We believe that landscape and architectural design are meant to come together as integrated as well as opposing elements. It is this contradiction between the two that enriches the experience of the other. Landscape design is not a garden to be merely observed. It is a part of the house or building, an extension of the inside, often a room without walls. It enlivens the architecture, it creates variety in design depending on the regional and local context. Often for the landscape to make a dramatic impact bold interventions are needed in the initial conceptual planning and thought process of the project. What may in the end seem natural is often the outcome of surprisingly intensive interventions.
With a stream running through the house, this retreat in Alibag delicately weaves into the landscape. It alternately opens up and closes itself to the different characteristics of the site. The house is like an organism trying to make most use of its resources and surroundings. With its several limbs, it reaches out into the landscape. Each “limb” makes full use of the views within the site and dramatizes special moments.
The Riparian House is placed below the crest of a hillock at the foothills of the Ghats near Mumbai. The top of a vegetated roof merges with the top of the hillock, hiding the house while approaching. A bamboo screen surrounding a deep verandah causes an ever-changing pattern of light and shadow throughout the seasons and times of the day, making the Riparian House a ‘sensor’ of light.
The House in a Beach Garden used to be segregated from its seafront by a tall boundary wall, It separated the property both physically and visually from the much coveted coastline of the Mumbai bay. A missed opportunity. Therefore the first and most important intervention was to lift the garden up 5 feet above the existing level, such that the house, the garden and the top of the boundary wall, were all aligned in one level.
The Vanavihari Eco Resorts are a commendable initiative undertaken by the Andhra Pradesh government. aimed at spreading awareness of the natural environment among travellers. The forest cabins will be located within the natural forest. Since the scenic streams and ponds at the forest reserves attract arboreal and bird wildlife, they make for ideal locations for forest cabins as observatories.

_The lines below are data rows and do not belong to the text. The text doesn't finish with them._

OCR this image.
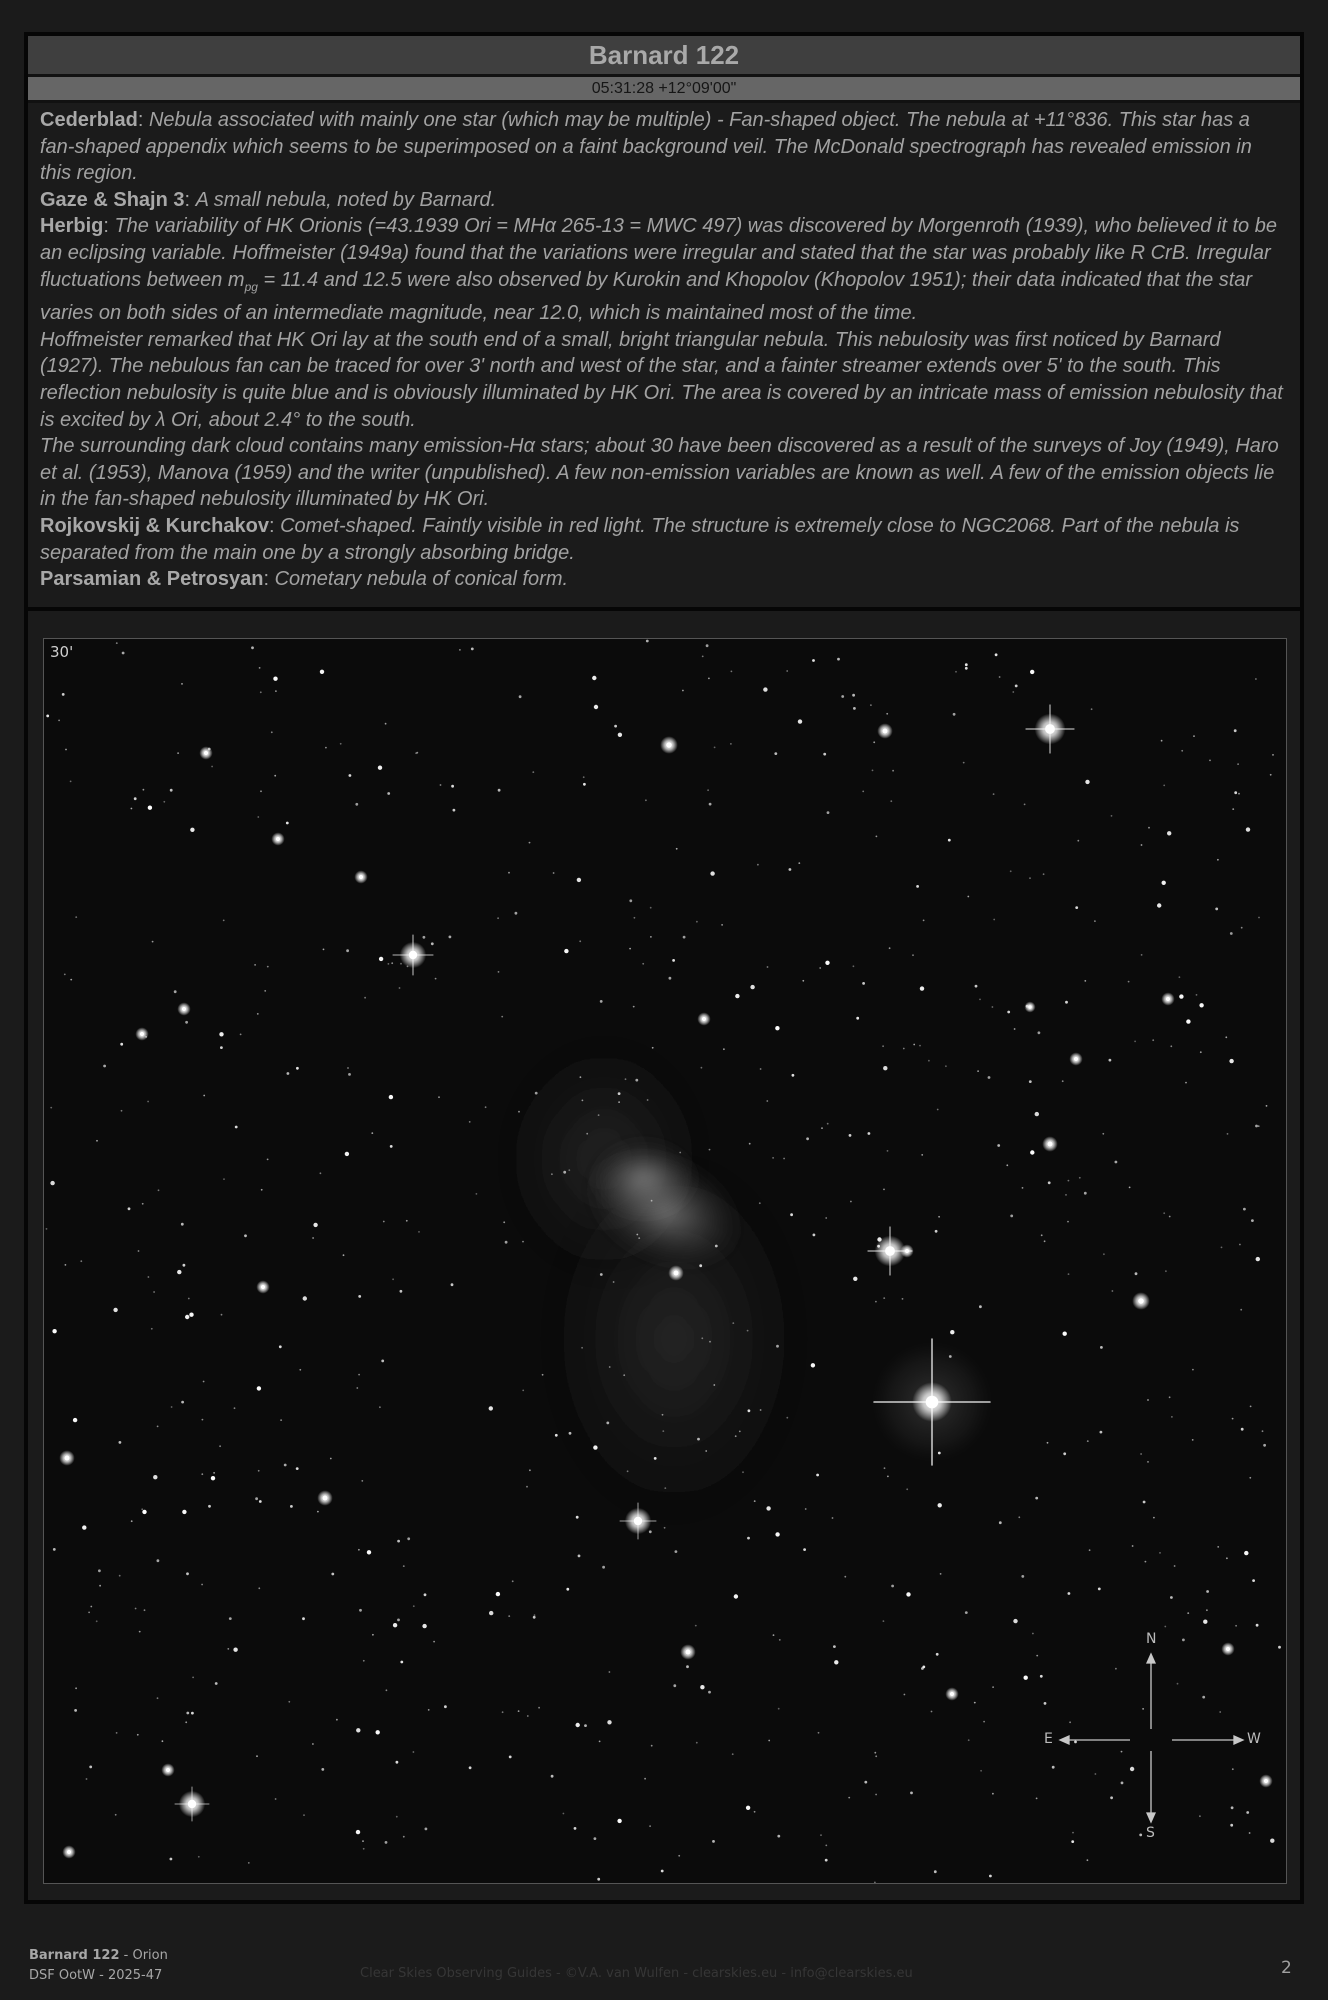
Barnard 122
05:31:28 +12°09'00"
Cederblad: Nebula associated with mainly one star (which may be multiple) - Fan-shaped object. The nebula at +11°836. This star has a fan-shaped appendix which seems to be superimposed on a faint background veil. The McDonald spectrograph has revealed emission in this region.
Gaze & Shajn 3: A small nebula, noted by Barnard.
Herbig: The variability of HK Orionis (=43.1939 Ori = MHα 265-13 = MWC 497) was discovered by Morgenroth (1939), who believed it to be an eclipsing variable. Hoffmeister (1949a) found that the variations were irregular and stated that the star was probably like R CrB. Irregular fluctuations between $m_{pg} = 11.4$ and 12.5 were also observed by Kurokin and Khopolov (Khopolov 1951); their data indicated that the star varies on both sides of an intermediate magnitude, near 12.0, which is maintained most of the time.
Hoffmeister remarked that HK Ori lay at the south end of a small, bright triangular nebula. This nebulosity was first noticed by Barnard (1927). The nebulous fan can be traced for over 3' north and west of the star, and a fainter streamer extends over 5' to the south. This reflection nebulosity is quite blue and is obviously illuminated by HK Ori. The area is covered by an intricate mass of emission nebulosity that is excited by λ Ori, about 2.4° to the south.
The surrounding dark cloud contains many emission-Hα stars; about 30 have been discovered as a result of the surveys of Joy (1949), Haro et al. (1953), Manova (1959) and the writer (unpublished). A few non-emission variables are known as well. A few of the emission objects lie in the fan-shaped nebulosity illuminated by HK Ori.
Rojkovskij & Kurchakov: Comet-shaped. Faintly visible in red light. The structure is extremely close to NGC2068. Part of the nebula is separated from the main one by a strongly absorbing bridge.
Parsamian & Petrosyan: Cometary nebula of conical form.
30'
N
S
E	W
Barnard 122 - Orion
DSF OotW - 2025-47	Clear Skies Observing Guides - ©V.A. van Wulfen - clearskies.eu - info@clearskies.eu	2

The yoga retreat is conceptualised as an extrusion of its terraced Himalayan landscape. One could imagine that an incidental geological formation pushed up a section of the terraces in the shape of a malformed asymmetrical three winged boomerang. Underneath, above and between the ground plane and the roof, the yoga retreat is a device to experience the landscape in diverse ways.
The Wetland Resort in Vengurla aims to revitalise the ecosystem of the site by creating a waterscape with interconnected ponds and waterbodies. Five proposed waterbodies accommodate 16 holiday homes and a boat house. The homes are clustered as stilted pavilions; sometimes on the land and sometimes on water.
Forest Hills is a quiet picturesque retreat tucked away amidst dense foliage and trees, perching high on top of a mountain overlooking an estuary. Here, 8 underground “cave homes” will be carved into the mountain top. These underground dwellings focus like telescopes to the surrounding views. A staircase gently slopes, as an earth block sculpture, from the plateau in the direction of the homes beneath.
The Mumbai Artist Retreat is conceptualised as a community space. It is an art lab of sorts, that aims to bring together art, ecology and society. One of the buildings on the retreat is an Artist workshop. The completely self sufficient pavilion is a 12m x 10m “tropical shed” with two roofs that are each six meter high. Two solar panelled skylights chop off the pyramid shaped roofs on the top.
The Mandwa Health Resort is envisioned as a three-dimensionally embossed landscape. It is an architecture of enclosure, where walls define exterior spaces. Guests retreat in private undisturbed courtyard rooms. With ivy spread across the compressed earth walls and water bodies reflecting the sky, the guest rooms extend into the natural environment.
The Magic Bus Learning Pavilion is an interactive building used as a gathering space and play area for underprivileged children who are deprived of places to play in the city. However with a log bridge, a Jacob’s ladder, climbing ladders and a suspension / rope bridge, the building is much more than that. It is a continuation of the challenge course of the Magic Bus Outdoor Learning Campus.
The proposed Butterfly Reserve in Sikkim aims to be a celebration of the butterfly, found in abundance in the region. Today however their habitat is being threatened. As a butterfly perches on tendril legs on a flower barely touching what it feeds on, so the interventions in this sensitive ecological landscape are designed to reduce the interference with the site.